Key code patterns we've already shown: permission data correctif, prix plugin, and force stock plugin. Also add paiement guard:
// At checkout validation observer
if ($productIsDisplayedAsInStock && !$productIsActuallyAvailable) {
// if not allowed to backorder, throw exception or mark order for manual review
}
Deployment and operational conseils
- Keep permission rules in code where possible (data correctifs) so déploiements are reproducible.
- When changing many permissions, réindexer catalog permissions, products, and recherche indexes.
- Monitor permission edits in admin; consider adding an audit trail for permission changes.
- Avoid applying too many distinct permission rules per product: it increases indexation and complexity. Use category-based rules where possible.
SEO and UX considerations
Hiding products can have SEO side effects.
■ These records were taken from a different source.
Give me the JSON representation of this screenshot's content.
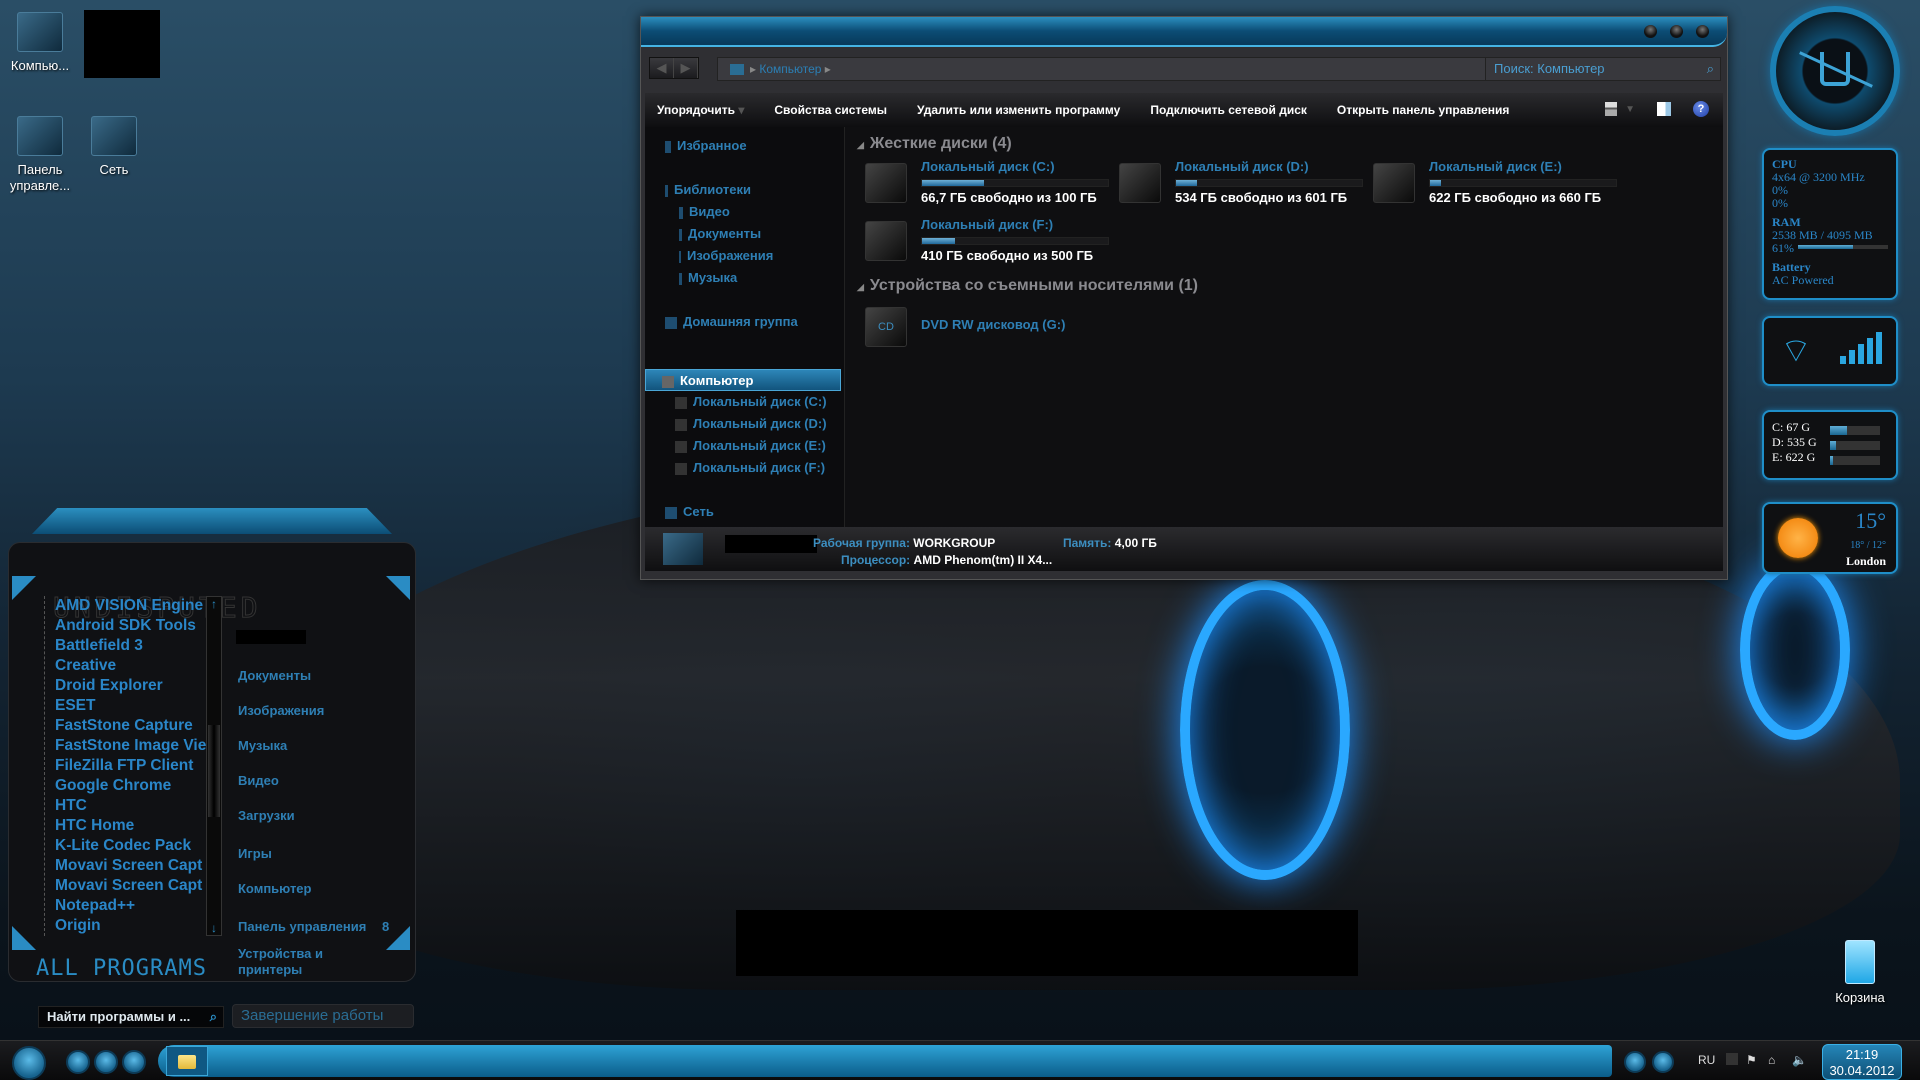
{
  "desktop": {
    "icons": [
      {
        "label": "Компью..."
      },
      {
        "label": "Панель управле..."
      },
      {
        "label": "Сеть"
      },
      {
        "label": "Корзина"
      }
    ]
  },
  "explorer": {
    "address": {
      "crumb": "Компьютер"
    },
    "search": {
      "placeholder": "Поиск: Компьютер"
    },
    "commands": [
      "Упорядочить",
      "Свойства системы",
      "Удалить или изменить программу",
      "Подключить сетевой диск",
      "Открыть панель управления"
    ],
    "nav": {
      "favorites": "Избранное",
      "libraries": "Библиотеки",
      "library_items": [
        "Видео",
        "Документы",
        "Изображения",
        "Музыка"
      ],
      "homegroup": "Домашняя группа",
      "computer": "Компьютер",
      "drives": [
        "Локальный диск (C:)",
        "Локальный диск (D:)",
        "Локальный диск (E:)",
        "Локальный диск (F:)"
      ],
      "network": "Сеть"
    },
    "groups": {
      "hard_disks": "Жесткие диски (4)",
      "removable": "Устройства со съемными носителями (1)"
    },
    "drives": [
      {
        "name": "Локальный диск (C:)",
        "free": "66,7 ГБ свободно из 100 ГБ",
        "used_fraction": 0.333
      },
      {
        "name": "Локальный диск (D:)",
        "free": "534 ГБ свободно из 601 ГБ",
        "used_fraction": 0.111
      },
      {
        "name": "Локальный диск (E:)",
        "free": "622 ГБ свободно из 660 ГБ",
        "used_fraction": 0.058
      },
      {
        "name": "Локальный диск (F:)",
        "free": "410 ГБ свободно из 500 ГБ",
        "used_fraction": 0.18
      }
    ],
    "dvd": {
      "name": "DVD RW дисковод (G:)"
    },
    "details": {
      "workgroup_label": "Рабочая группа:",
      "workgroup": "WORKGROUP",
      "memory_label": "Память:",
      "memory": "4,00 ГБ",
      "cpu_label": "Процессор:",
      "cpu": "AMD Phenom(tm) II X4..."
    }
  },
  "start_menu": {
    "brand": "UNDISPUTED",
    "programs": [
      "AMD VISION Engine",
      "Android SDK Tools",
      "Battlefield 3",
      "Creative",
      "Droid Explorer",
      "ESET",
      "FastStone Capture",
      "FastStone Image Vie",
      "FileZilla FTP Client",
      "Google Chrome",
      "HTC",
      "HTC Home",
      "K-Lite Codec Pack",
      "Movavi Screen Capt",
      "Movavi Screen Capt",
      "Notepad++",
      "Origin"
    ],
    "right_links": [
      "Документы",
      "Изображения",
      "Музыка",
      "Видео",
      "Загрузки",
      "Игры",
      "Компьютер",
      "Панель управления",
      "Устройства и принтеры"
    ],
    "control_panel_badge": "8",
    "all_programs": "ALL PROGRAMS",
    "search_placeholder": "Найти программы и ...",
    "shutdown": "Завершение работы"
  },
  "gadgets": {
    "cpu": {
      "title": "CPU",
      "spec": "4x64 @ 3200 MHz",
      "core1": "0%",
      "core2": "0%",
      "core1_fraction": 0,
      "core2_fraction": 0
    },
    "ram": {
      "title": "RAM",
      "usage": "2538 MB / 4095 MB",
      "percent": "61%",
      "fraction": 0.61
    },
    "battery": {
      "title": "Battery",
      "status": "AC Powered"
    },
    "disks": [
      {
        "label": "C: 67 G",
        "used_fraction": 0.33
      },
      {
        "label": "D: 535 G",
        "used_fraction": 0.11
      },
      {
        "label": "E: 622 G",
        "used_fraction": 0.06
      }
    ],
    "weather": {
      "temp": "15°",
      "range": "18° / 12°",
      "city": "London"
    }
  },
  "taskbar": {
    "lang": "RU",
    "time": "21:19",
    "date": "30.04.2012"
  }
}
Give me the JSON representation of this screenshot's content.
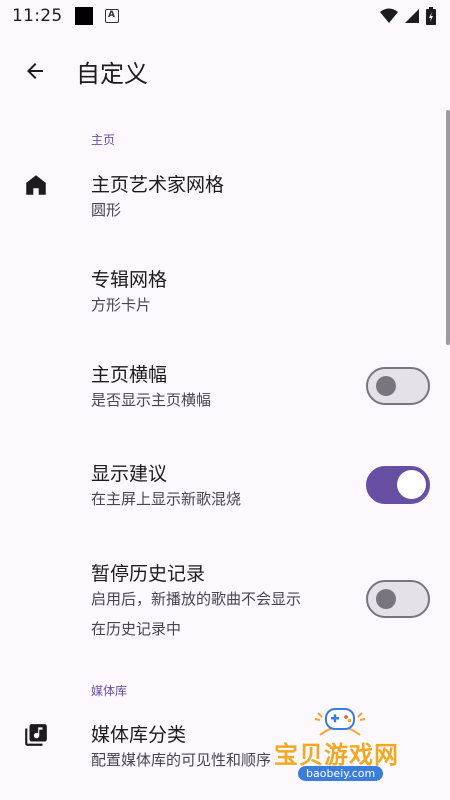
{
  "status_bar": {
    "time": "11:25"
  },
  "app_bar": {
    "title": "自定义"
  },
  "sections": {
    "home": {
      "header": "主页",
      "items": [
        {
          "title": "主页艺术家网格",
          "summary": "圆形"
        },
        {
          "title": "专辑网格",
          "summary": "方形卡片"
        },
        {
          "title": "主页横幅",
          "summary": "是否显示主页横幅",
          "switch": false
        },
        {
          "title": "显示建议",
          "summary": "在主屏上显示新歌混烧",
          "switch": true
        },
        {
          "title": "暂停历史记录",
          "summary_line1": "启用后，新播放的歌曲不会显示",
          "summary_line2": "在历史记录中",
          "switch": false
        }
      ]
    },
    "library": {
      "header": "媒体库",
      "items": [
        {
          "title": "媒体库分类",
          "summary": "配置媒体库的可见性和顺序"
        }
      ]
    }
  },
  "watermark": {
    "text": "宝贝游戏网",
    "url": "baobeiy.com"
  },
  "colors": {
    "accent": "#6750a4",
    "background": "#fdf7fe",
    "switch_off": "#79747e",
    "watermark": "#f5a623"
  }
}
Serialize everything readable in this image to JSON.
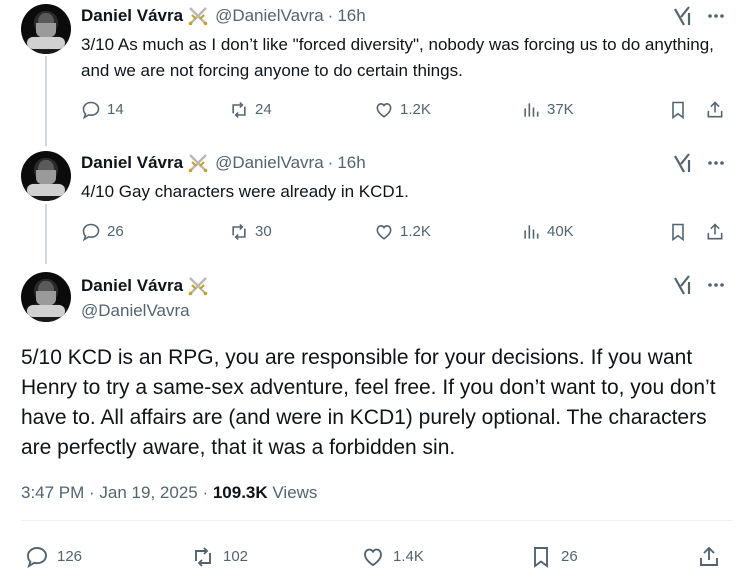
{
  "tweets": [
    {
      "name": "Daniel Vávra",
      "badge_icon": "crossed-swords-icon",
      "handle": "@DanielVavra",
      "separator": "·",
      "time": "16h",
      "text": "3/10 As much as I don’t like \"forced diversity\", nobody was forcing us to do anything, and we are not forcing anyone to do certain things.",
      "replies": "14",
      "reposts": "24",
      "likes": "1.2K",
      "views": "37K"
    },
    {
      "name": "Daniel Vávra",
      "badge_icon": "crossed-swords-icon",
      "handle": "@DanielVavra",
      "separator": "·",
      "time": "16h",
      "text": "4/10 Gay characters were already in KCD1.",
      "replies": "26",
      "reposts": "30",
      "likes": "1.2K",
      "views": "40K"
    }
  ],
  "main_tweet": {
    "name": "Daniel Vávra",
    "badge_icon": "crossed-swords-icon",
    "handle": "@DanielVavra",
    "text": "5/10 KCD is an RPG, you are responsible for your decisions. If you want Henry to try a same-sex adventure, feel free. If you don’t want to, you don’t have to. All affairs are (and were in KCD1) purely optional. The characters are perfectly aware, that it was a forbidden sin.",
    "timestamp": "3:47 PM · Jan 19, 2025 · ",
    "views_count": "109.3K",
    "views_label": " Views",
    "replies": "126",
    "reposts": "102",
    "likes": "1.4K",
    "bookmarks": "26"
  },
  "colors": {
    "text": "#0f1419",
    "secondary": "#536471",
    "thread_line": "#cfd9de",
    "badge_gold": "#c9a227"
  }
}
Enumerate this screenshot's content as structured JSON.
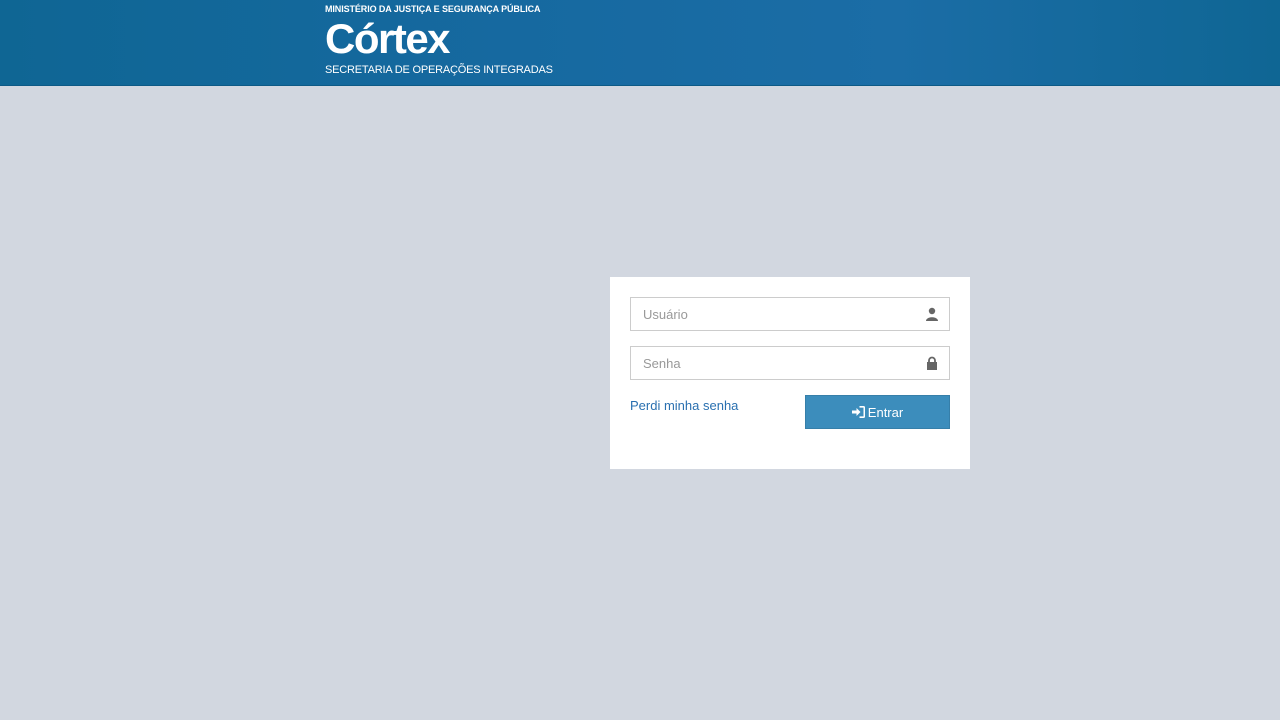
{
  "header": {
    "ministry": "MINISTÉRIO DA JUSTIÇA E SEGURANÇA PÚBLICA",
    "title": "Córtex",
    "subtitle": "SECRETARIA DE OPERAÇÕES INTEGRADAS"
  },
  "login": {
    "username_placeholder": "Usuário",
    "username_value": "",
    "username_icon": "user-icon",
    "password_placeholder": "Senha",
    "password_value": "",
    "password_icon": "lock-icon",
    "forgot_label": "Perdi minha senha",
    "submit_label": "Entrar",
    "submit_icon": "sign-in-icon"
  },
  "colors": {
    "header_bg": "#1669a0",
    "page_bg": "#d2d7e0",
    "button_bg": "#3c8dbc",
    "link": "#2a70b0"
  }
}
Si vous hide pages from public and moteur de recherches previously indexed them, make sure to handle:
- Return proper HTTP status (403 or 404) for forbidden pages to avoid confusion. 403 for unauthorized access, 404 if contenu truly removed.
- Use robots.txt/site settings to control crawling for private areas; but remember robots.txt is public.
- Prevent prix leaks in structured data (JSON-LD) — don’t output prix markup for utilisateurs who can’t see prix.
For magefine.com, mention the cléword phrases naturally: Magento 2 catalog permissions, Magento hosting for B2B stores, and catalog visibility. That helps recherche but don't overstuff cléwords — keep readable copy.
Checklist before going to production
- Map entreprise roles to groupe de clientss and test each.
- Confirm admin permission rules are versioned and re-déployerable.
- Test API and vitrine for all affected surfaces (category, recherche, page produit, cart, paiement).
- Ensure fallback rules: what happens if permission system fails — default to most restrictive option.
- Plan for caching: clear caches and réindexer after permission updates.
Final thoughts
Catalog permissions are powerful but easy to get wrong if you don’t align visibility, tarification, and stock handling. For B2B stores the devil is in the details: private catalogs, negotiated prixs, and per-company rules are core prérequis. For B2C stores, keep things simpler and prioritize discoverability.
If you’re using magefine.com for Magento extensions or hosting, keep in mind that good hosting plus well-implemented catalog permissions give you both sécurité and performance. When integnote tiers stock modules (like Force Product Stock Status), treat that module as a single source of truth for display stock and make all visibility checks consult it.
Si vous want, I can:
- Draft a skeleton module implementing the patterns above tailored to your store.
- Review your current permission rules and propose a migration to a private catalog model.
- Create test d'intégrations for REST/GraphQL to validate permission enforcement.
Drop me the details of your groupe de clientss and exemple categories/products and I’ll sketch a concrete data correctif and plugin set you can drop into your repo.
Good luck — and remember: test permission logic with the same rigor as you test paiement flux de travails. Permissions look simple until a competitor or a frustrated wholesale buyer reveals a gap.